Obama nominates Caroline Kennedy as ambassador to Japan

Caroline Kennedy speaks at the DNC.



President Barack Obama announced on Wednesday that Caroline Kennedy would be the United States' next ambassador to Japan.

Obama praised Kennedy and two other appointed officials for "a depth of experience and tremendous dedication to their new roles."

"Our nation will be well served by these individuals, and I look forward to working with them in the months and years to come," the president said.

More from GlobalPost: Caroline Kennedy considered for Japan ambassador job

The daughter of former President John F. Kennedy will be the first woman to hold the post, provided she is confirmed by the US Senate.

A top supporter of Obama and the co-chair of his vice presidential search committee in 2008, Kennedy is the only surviving member of JFK's immediate family.

She had largely stayed out of the limelight until she publicly expressed interest in running for the New York Senate seat freed up when Hillary Clinton became secretary of state in 2009.

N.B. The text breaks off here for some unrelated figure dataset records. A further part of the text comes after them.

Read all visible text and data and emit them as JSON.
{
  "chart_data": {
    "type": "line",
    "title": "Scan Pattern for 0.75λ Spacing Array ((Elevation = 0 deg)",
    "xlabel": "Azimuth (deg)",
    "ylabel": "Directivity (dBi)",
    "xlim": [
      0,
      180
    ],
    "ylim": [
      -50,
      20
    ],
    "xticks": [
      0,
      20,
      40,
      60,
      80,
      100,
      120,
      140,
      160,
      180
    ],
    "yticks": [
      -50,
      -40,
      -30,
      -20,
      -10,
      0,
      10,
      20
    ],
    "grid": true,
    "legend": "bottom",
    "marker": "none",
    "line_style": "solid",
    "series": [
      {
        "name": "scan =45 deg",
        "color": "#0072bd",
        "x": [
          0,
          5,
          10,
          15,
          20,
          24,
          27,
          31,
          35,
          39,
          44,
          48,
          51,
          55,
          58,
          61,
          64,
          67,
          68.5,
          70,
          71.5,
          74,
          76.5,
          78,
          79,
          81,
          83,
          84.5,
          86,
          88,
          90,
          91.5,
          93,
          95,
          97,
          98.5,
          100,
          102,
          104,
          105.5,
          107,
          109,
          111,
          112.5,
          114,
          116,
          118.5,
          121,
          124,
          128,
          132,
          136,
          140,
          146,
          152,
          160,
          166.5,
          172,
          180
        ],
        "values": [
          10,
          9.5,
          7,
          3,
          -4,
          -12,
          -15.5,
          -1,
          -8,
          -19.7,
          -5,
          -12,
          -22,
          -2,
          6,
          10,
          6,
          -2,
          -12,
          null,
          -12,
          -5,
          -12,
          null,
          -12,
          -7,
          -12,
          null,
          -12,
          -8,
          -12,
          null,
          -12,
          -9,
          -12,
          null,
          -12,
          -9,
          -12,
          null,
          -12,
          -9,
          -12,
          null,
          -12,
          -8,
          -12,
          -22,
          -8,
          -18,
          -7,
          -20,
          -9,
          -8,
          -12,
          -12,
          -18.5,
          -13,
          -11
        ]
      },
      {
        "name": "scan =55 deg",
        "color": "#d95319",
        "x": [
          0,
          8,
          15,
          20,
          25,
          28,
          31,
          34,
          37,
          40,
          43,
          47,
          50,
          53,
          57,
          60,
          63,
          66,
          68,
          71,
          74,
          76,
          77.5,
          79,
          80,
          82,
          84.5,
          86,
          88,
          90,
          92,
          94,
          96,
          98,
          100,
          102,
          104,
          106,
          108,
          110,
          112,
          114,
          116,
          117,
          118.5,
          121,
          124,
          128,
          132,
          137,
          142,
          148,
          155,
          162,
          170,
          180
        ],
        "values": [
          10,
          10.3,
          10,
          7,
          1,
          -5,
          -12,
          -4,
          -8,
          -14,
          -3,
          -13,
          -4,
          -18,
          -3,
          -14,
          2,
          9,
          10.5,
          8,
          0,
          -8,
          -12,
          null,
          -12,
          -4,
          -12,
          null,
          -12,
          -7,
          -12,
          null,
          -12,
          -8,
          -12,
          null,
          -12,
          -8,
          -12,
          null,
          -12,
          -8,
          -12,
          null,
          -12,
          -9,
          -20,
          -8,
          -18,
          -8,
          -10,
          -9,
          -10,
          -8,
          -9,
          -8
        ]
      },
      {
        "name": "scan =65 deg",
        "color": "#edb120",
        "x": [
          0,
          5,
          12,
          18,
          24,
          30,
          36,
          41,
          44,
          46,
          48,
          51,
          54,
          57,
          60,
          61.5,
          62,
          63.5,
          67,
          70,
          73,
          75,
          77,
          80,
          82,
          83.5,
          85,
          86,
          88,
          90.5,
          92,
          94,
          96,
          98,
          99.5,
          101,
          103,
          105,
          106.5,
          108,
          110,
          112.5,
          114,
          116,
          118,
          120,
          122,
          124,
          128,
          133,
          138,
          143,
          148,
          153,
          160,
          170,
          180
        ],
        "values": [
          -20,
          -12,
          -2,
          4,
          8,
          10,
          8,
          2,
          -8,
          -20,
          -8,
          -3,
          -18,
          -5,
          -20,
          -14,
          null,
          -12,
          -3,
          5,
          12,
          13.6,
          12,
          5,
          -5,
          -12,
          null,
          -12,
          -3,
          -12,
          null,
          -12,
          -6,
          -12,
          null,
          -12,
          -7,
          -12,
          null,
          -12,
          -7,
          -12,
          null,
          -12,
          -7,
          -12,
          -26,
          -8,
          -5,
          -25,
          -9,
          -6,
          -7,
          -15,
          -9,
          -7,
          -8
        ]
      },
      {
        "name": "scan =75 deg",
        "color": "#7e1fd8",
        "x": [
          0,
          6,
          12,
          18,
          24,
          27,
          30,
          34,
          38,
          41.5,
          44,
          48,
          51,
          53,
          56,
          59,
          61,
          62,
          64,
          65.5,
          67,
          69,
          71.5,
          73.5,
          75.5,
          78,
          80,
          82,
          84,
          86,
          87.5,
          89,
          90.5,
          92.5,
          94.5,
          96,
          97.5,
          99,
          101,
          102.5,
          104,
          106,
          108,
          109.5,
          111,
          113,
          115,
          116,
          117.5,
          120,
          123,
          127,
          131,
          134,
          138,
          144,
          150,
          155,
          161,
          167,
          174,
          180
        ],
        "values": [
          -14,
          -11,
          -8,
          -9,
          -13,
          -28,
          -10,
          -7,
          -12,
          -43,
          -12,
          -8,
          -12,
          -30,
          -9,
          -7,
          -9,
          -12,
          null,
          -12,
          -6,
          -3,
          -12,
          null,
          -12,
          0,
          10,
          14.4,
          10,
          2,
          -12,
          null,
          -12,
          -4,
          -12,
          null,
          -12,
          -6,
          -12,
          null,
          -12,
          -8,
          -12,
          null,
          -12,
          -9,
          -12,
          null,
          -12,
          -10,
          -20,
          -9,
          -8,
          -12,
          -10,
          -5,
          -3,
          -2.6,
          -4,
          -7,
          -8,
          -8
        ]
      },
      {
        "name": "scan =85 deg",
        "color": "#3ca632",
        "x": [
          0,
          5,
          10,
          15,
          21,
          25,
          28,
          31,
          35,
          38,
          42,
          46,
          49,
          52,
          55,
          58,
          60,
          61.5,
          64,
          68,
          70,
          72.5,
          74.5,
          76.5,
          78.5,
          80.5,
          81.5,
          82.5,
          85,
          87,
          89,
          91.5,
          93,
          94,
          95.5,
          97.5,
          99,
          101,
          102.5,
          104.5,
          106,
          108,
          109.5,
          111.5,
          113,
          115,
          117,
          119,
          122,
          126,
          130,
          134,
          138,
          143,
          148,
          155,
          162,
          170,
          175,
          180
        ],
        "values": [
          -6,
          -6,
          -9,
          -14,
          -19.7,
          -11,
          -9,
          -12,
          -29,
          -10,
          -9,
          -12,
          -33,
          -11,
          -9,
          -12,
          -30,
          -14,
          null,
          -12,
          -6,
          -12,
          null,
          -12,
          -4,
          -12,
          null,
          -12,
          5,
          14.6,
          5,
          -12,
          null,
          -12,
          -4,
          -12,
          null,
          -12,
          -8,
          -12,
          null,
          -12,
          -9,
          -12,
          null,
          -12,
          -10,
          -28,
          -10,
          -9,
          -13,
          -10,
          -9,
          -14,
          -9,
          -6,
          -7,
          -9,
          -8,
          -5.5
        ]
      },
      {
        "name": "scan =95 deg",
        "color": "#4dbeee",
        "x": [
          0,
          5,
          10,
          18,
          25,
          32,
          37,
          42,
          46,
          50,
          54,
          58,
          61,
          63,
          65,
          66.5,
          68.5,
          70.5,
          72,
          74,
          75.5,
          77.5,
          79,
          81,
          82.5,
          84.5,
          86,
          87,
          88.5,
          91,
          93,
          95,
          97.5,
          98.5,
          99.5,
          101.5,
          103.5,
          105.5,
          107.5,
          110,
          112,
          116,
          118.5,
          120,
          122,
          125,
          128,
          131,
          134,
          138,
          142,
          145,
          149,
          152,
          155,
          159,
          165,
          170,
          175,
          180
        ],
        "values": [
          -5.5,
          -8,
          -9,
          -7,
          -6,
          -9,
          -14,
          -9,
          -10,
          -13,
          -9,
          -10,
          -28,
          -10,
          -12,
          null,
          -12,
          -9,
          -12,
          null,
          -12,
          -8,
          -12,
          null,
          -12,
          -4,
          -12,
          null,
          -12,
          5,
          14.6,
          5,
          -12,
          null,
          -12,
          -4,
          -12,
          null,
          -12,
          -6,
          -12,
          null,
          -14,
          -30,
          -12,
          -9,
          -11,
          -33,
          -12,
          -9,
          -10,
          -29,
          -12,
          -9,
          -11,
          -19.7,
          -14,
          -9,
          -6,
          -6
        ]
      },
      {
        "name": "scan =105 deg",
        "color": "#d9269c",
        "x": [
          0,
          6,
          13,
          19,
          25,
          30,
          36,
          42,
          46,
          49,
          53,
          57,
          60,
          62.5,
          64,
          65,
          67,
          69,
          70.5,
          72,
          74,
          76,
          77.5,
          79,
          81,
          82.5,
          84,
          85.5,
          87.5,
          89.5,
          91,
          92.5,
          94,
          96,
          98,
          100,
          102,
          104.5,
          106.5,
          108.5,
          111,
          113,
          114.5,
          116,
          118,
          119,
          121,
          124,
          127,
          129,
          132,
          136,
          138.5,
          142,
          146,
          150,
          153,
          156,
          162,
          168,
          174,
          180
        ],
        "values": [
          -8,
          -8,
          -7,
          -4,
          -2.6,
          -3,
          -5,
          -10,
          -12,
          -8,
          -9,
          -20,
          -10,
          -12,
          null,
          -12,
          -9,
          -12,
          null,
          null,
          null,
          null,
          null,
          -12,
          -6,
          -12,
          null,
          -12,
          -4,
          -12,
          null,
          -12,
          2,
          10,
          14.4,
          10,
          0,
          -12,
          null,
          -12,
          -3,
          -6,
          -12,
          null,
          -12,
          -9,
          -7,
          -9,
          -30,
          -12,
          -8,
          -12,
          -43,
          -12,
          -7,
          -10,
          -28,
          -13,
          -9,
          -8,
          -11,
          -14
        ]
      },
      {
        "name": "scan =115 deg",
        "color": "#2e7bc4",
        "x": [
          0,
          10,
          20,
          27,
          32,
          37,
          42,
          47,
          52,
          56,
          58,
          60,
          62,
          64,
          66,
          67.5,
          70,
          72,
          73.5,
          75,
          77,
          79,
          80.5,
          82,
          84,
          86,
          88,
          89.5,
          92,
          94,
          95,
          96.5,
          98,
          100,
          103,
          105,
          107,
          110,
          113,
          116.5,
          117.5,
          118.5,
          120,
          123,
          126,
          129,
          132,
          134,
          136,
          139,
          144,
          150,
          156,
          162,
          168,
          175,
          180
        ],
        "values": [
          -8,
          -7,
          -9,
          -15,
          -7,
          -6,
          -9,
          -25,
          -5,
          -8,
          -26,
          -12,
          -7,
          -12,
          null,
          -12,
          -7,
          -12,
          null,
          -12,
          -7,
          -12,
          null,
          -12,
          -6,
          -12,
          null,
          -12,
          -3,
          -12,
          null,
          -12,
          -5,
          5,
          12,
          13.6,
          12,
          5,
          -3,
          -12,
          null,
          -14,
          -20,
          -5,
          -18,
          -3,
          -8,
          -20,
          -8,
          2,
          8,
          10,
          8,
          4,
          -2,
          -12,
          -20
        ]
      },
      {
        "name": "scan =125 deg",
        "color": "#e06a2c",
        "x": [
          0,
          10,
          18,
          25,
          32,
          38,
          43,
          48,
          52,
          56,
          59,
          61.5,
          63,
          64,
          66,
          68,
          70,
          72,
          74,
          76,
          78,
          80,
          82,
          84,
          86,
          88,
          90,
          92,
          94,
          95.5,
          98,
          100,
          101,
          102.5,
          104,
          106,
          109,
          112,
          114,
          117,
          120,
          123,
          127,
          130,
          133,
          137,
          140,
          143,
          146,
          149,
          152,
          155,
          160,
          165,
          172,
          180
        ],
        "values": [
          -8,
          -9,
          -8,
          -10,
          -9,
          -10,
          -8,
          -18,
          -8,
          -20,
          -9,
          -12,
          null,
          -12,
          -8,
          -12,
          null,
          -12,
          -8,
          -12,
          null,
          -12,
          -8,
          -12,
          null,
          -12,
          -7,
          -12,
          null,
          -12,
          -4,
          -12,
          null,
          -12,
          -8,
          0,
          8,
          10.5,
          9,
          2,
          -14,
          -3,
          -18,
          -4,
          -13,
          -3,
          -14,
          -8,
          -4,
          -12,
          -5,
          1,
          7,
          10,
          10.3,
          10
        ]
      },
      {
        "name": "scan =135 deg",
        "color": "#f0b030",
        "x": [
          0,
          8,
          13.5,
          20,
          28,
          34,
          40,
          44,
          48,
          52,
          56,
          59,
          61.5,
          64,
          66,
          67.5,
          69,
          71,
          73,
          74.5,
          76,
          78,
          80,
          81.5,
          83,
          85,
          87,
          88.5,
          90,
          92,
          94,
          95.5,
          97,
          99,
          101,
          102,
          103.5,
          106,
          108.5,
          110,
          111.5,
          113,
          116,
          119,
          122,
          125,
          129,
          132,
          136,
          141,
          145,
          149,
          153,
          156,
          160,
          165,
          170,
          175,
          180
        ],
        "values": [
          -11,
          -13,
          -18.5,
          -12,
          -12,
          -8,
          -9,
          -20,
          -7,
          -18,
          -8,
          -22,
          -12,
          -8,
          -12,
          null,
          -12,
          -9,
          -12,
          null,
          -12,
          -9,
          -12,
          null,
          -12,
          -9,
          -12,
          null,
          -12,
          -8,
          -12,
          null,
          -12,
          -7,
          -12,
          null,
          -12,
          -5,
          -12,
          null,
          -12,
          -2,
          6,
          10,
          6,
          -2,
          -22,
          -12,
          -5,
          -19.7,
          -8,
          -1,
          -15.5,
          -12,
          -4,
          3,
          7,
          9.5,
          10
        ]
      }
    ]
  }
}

Kennedy ultimately said "personal reasons" led her to decide not to make a bid for the seat.

Kennedy not only co-chaired Obama's committee in 2008, but also endorsed the would-be president in that election, the only time she has done so other than for her uncle, Ted Kennedy, in 1980. She went on to serve as one of 35 national co-chairs of Obama's re-election campaign in 2012, calling him "the kind of leader my father wrote about in 'Profiles in Courage'" in a prime-time speech at the 2012 Democratic National Convention.